Christopher Bader, Ph. D. is a professor in the department of sociology and the Campbell Professor of Behavior Science.   He is one of the principal investigators of the Chapman University Survey of American Fears, an annual survey project that asks a random sample of Americans about their greatest fears.  He teaches courses on the sociology of religion and deviant behavior, and is an expert on pseudo-scientific beliefs, conspiracy theories, and panic.  He is the author of five books, including Paranormal America, America’s Four Gods, Fear Itself, Faithful Measures and Deviance Management.  Dr. Bader will discuss the extent to which Americans fear pandemics and how they react to them.

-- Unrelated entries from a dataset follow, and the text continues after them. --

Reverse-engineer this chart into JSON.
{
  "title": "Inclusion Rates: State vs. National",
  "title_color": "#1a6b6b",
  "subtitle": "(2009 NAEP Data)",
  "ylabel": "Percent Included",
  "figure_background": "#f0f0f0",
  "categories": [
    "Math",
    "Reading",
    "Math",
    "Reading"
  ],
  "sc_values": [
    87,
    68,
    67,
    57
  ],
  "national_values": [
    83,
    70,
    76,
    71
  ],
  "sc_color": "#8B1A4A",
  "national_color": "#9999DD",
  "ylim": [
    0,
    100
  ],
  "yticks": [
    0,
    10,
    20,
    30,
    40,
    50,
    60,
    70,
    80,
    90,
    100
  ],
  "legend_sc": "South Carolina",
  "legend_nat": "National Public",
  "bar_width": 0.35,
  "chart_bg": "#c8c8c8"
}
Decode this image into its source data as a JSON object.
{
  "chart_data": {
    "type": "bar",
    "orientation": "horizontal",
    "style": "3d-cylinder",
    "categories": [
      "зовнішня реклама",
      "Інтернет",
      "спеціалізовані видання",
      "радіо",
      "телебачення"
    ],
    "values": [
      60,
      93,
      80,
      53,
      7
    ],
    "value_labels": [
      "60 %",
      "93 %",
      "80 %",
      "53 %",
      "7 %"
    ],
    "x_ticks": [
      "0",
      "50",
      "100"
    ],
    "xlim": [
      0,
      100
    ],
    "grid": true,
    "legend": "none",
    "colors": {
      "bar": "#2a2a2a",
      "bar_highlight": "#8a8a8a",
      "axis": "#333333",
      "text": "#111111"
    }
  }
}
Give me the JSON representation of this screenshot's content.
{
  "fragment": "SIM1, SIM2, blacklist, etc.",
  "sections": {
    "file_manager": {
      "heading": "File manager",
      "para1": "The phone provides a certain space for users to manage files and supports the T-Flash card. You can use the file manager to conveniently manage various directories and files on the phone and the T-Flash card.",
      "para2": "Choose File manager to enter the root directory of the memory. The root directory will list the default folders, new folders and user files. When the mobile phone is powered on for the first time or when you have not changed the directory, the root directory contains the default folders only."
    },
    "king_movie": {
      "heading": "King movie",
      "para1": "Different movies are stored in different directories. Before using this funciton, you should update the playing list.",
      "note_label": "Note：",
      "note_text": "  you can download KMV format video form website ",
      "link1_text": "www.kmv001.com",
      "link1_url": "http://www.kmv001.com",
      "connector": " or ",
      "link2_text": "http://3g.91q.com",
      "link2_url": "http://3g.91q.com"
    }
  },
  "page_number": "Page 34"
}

John Compton, Ph. D. is Associate Professor and chair of the Political Science department.  His teaching and research interests include American political development, constitutional law, and religion and politics.  In 2012, he was awarded the Law and Society Association’s annual dissertation prize.  His first book, The Evangelical Origins of the Living Constitution, was published by Harvard University Press in 2014.  In 2015, he received the Cromwell Book Prize for excellence in scholarship in the field of American legal history by a junior scholar (for Evangelical Origins).  Dr. Compton’s articles have appeared in the Review of Politics, American Political Thought, and the Journal of Supreme Court History. His most recent book is The End of Empathy: Why White Protestants Stopped Loving Their Neighbors (Oxford University Press, 2020).